Türkiye standı güzeldi
Türkiye standı hoştu. İkramları bilhassa çok güzeldi. Nazım Hikmet’ten Necip Fazıl’a çok sayıda İngilizce Türk kitabı vardı. Kabul etmeliyim bu bahiste eşit davranılmış her fikir sahibine. Başta Misbah Demircan olmak üzere Kültür Bakanlığı yetkilileri de vardı. Demircan’ın beni tanımasına çok şaşırdım. Toplu fotoğraf çekimine çağırınca geri de çeviremedim, nazik bir davetti zira. O denli durdum ben de fotoğrafın kıyısında.
Fuarda Kültür Bakanlığı Yayınları başta olmak üzere, İTO, A7 Kitap, Akademi Artı Yayıncılık (Elma Publising), Büyük Doğu Yayınları, Damla Yayınevi, Edam Publishing, Hümanist Yayıncılık, Istanbul Convention & Bureau, İnsan Yayınları, Nemesis Yayıncılık, Sigma Publishing, Timaş Yayınları vardı. İlgi de azımsanmayacak kadar çoktu Türkiye standına.

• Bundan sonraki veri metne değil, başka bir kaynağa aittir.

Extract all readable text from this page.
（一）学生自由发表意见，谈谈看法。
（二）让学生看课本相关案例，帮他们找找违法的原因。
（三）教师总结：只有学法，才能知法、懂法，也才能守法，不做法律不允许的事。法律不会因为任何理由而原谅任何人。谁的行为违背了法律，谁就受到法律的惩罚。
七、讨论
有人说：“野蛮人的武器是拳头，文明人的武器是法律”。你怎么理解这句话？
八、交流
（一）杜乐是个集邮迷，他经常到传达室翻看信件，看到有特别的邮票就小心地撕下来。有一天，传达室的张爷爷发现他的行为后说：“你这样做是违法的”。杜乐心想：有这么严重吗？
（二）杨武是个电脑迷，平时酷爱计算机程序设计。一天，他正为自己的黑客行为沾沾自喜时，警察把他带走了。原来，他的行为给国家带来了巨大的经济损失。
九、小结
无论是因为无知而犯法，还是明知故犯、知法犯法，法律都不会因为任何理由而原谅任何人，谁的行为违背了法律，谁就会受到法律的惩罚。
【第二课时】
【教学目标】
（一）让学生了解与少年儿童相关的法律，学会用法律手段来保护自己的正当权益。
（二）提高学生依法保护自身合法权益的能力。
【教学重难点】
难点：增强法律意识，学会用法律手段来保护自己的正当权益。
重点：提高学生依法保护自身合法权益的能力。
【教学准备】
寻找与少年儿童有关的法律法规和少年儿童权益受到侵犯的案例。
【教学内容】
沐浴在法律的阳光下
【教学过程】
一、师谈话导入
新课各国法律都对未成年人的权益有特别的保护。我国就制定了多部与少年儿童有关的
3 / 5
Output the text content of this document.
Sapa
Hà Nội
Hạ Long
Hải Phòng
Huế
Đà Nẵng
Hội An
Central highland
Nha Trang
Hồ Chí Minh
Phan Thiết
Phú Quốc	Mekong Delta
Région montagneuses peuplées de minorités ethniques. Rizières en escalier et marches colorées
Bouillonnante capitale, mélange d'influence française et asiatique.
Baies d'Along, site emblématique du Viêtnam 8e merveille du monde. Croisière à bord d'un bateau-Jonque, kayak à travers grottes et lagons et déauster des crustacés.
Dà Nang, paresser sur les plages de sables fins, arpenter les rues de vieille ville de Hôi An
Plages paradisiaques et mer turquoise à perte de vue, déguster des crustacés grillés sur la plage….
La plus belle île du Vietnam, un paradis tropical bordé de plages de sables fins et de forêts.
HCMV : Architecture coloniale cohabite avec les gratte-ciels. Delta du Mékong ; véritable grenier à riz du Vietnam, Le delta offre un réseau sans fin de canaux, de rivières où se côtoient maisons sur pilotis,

Büyük Doğu Yayınları’ndan Emrah Kısakürek’le de tanıştık. Dedesine pek muhabbet beslemesem de onunla âlâ anlaştık. Çok hoş anılar anlattı hem dedesiyle hem de Nazım’la ilgili olarak. Keşke bir kitapta toplasa bunları.
Dolu dolu, çok keyifli bir üç gün geçirdim Londra Kitap Fuarı’nda. Özlemişim sahiden. Şu pandemi belasını atlatıyoruz madem, umarım TÜYAP’la da buluşuruz yakında.
Dileğim şudur; kimse kitapsız kalmasın.
Memleketin başına ne geldiyse “kitapsızlardan” geldi zira.